Опубликовано в журнале Зинзивер, номер 11, 2017
Нина КОСМАН
Поэт, прозаик, эссеист. Родилась в Москве. Живет в Нью-Йорке (США). Переводчик,
преподаватель английского языка. Автор многих книг и публикаций.
* * *
В жизни времени мало, а на кладбище — хоть отбавляй, так муза меня утешает;
коли здесь не успеешь — успеешь там. Солнце обласкает кости и луч вольет в твой
зрачок; прохожий наступит на череп, а тебе уже нипочем. Музе твоей неважно —
жива ты аль нет; под землею глубокие мысли текут: чем глубже тебя закопают, тем
глубже будет стишок, да и краски не нужны для картины — лучше сделай ее из
снов, a сны и в могиле снятся, поэтому не спеши.
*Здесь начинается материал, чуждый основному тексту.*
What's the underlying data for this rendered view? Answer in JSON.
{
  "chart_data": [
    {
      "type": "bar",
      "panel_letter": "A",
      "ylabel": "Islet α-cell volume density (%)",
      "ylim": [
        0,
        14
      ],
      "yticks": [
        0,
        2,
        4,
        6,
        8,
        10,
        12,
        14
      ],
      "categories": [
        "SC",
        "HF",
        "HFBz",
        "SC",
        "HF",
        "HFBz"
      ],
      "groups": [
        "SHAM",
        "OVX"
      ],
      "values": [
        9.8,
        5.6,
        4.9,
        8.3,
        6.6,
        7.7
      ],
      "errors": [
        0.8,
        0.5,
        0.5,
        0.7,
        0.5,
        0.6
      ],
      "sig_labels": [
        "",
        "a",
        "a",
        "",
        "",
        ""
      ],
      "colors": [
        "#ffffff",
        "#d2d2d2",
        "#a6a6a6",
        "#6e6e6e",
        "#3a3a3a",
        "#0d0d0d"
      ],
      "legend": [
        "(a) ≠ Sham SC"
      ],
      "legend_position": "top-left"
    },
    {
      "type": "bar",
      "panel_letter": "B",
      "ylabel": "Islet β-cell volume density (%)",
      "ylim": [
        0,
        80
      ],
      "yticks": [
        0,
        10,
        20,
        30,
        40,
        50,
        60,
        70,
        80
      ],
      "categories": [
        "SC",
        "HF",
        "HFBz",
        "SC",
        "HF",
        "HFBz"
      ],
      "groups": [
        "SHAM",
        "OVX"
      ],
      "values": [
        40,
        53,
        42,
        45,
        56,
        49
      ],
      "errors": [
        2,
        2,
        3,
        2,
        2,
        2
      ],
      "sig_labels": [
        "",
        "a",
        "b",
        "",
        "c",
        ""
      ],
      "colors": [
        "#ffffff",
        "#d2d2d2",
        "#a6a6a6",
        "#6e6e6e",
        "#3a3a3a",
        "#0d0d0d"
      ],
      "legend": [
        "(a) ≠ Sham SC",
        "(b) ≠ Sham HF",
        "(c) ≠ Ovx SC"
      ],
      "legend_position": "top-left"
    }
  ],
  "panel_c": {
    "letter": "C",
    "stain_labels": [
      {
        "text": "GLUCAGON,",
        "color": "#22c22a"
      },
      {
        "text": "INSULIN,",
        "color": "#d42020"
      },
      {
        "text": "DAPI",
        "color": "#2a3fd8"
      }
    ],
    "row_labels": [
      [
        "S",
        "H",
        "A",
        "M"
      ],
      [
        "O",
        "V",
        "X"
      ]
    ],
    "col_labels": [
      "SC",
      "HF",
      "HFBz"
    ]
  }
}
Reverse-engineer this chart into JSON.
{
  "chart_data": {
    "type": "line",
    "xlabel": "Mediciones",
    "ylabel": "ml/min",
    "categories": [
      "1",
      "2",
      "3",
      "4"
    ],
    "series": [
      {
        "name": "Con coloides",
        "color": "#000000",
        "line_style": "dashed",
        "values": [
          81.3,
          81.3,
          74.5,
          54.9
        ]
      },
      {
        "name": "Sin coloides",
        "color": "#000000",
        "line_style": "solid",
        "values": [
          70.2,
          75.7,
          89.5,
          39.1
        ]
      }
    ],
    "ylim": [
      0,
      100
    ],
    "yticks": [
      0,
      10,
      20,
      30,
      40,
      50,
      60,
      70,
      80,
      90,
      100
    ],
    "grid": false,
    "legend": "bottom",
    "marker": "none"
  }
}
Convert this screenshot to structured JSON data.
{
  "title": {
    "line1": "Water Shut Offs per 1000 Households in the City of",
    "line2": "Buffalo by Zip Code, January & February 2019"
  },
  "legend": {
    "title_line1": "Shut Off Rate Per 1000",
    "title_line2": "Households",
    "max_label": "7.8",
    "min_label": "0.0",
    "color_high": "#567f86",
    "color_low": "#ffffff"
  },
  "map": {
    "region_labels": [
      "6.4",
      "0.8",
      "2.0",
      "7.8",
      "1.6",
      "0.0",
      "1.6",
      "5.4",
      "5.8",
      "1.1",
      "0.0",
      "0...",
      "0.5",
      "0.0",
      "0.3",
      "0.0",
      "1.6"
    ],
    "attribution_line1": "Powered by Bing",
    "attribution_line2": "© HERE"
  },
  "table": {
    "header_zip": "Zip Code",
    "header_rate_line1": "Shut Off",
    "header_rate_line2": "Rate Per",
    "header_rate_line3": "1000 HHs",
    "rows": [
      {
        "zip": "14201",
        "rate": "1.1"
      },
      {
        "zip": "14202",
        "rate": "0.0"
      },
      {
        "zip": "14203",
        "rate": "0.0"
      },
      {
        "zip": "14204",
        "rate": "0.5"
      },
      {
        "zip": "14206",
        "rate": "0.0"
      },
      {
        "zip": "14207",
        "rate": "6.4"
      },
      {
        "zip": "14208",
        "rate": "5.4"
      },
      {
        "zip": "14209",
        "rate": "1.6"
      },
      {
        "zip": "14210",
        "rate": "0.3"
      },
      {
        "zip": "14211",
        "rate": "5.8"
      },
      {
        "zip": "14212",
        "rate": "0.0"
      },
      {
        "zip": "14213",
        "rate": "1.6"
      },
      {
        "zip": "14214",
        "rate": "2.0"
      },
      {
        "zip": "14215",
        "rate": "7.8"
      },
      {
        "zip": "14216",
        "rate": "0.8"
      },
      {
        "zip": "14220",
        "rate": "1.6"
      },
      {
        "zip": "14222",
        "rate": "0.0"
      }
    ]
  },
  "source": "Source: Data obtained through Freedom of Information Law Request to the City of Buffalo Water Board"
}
На поверхности земли, говорит, и мысли поверхностные, а музе каждый
раз подавай только глубокий стих.
Да где ж я тебе глубину откопаю, муза моя, разве мертвая я тебе буду нужнее, а
когда сугробы на мне будут лежать, где я кисточку возьму и как ее буду держать,
а когда снег растает и вода просочится вниз (не та вода, что нужна для
красок, а та вода, дабы из меня деревце выросло или куст с белыми цветами и
клейкими листьями) — вот тебе и картина, муза. А она — за свое, не переживай,
мол, коли здесь не успеешь, все успеешь там.
СМЕРТЬ ГЛАДИАТОРА
Когда гладиатор падет на арене, что ты, пресыщенный мудростью, скажешь в ответ музе, возлюбленной его Мельпомене, где ей искать его голос, душу и след? След, что оставляет за собою не раб, а хозяин собственной жизни, хоть и звал его хозяин рабом? (Хозяин-то сам — раб чинов и утех.) Тот, кто не знает неволи, разве сам себе господин? Тот, кто не испытал смерть на арене, разве достоин снисхождения музы, Евтерпы упрямой, Мельпомены (любимой)… Когда гладиатор падет на арене, что ты, пресыщенный глупостью, скажешь в ответ? Какая тупость шаблонная выскочит из твоих уст, словно жаба? Что ты заорешь, когда твой гладиатор будет сражен на арене? Наш проиграл, мол… Наш, которого нет.
* * *
Маленькими, птичьими глазами жрец глядел на темные соты, размышляя о разном, например, о том, как хорошо, что он сам не стал жертвой чужой победы… А еще он думал, о том, как увести всех матерей из толпы, чтобы не голосили, не падали в обморок, когда его рука — твердая рука жреца, в которой зажат ритуальный нож, приблизится к груди десятилетней жертвы. Жрец ведь тоже человек, думал он, вспоминая отца этой девочки (хорошо, что его увели); и ее мать, которую он знал с раннего детства (хорошо, что и ее увели). Он помнит, как причитала эта мать, и как ей связали руки, и как она сопротивлялась, когда ее выволакивали из… Он не хотел думать, о том, что с ней стало, куда ее сбросили, с какого холма и — поделом, думал он, ведь ей было сказано — чем больше любишь, тем вернее готовишь жертву. Каждая мать еще девочкой знала: чем сильнее любишь дитя, тем скорее оно станет жертвой, но она отказывалась не любить, да и как не любить такую прелестную дочь. Эти мысли роились в голове жреца, как пчелы, вылетевшие из темных сот, и как пчелы, они окружили его. Пока он церемонно кланялся вождю-победителю и подносил руку с ножом к груди девочки, пчелы совсем обнаглели, стали темной, жужжащей тучей… Но нет, не дрогнула рука жреца — дрогнуло сердце, и многоочей толпе показано было не сердце девочки-избранной жертвы, а сердце самого жреца в поднятой руке помощника; кровавые слезы жалости капали из сердца на недрогнувшую руку и бездыханное тело жреца.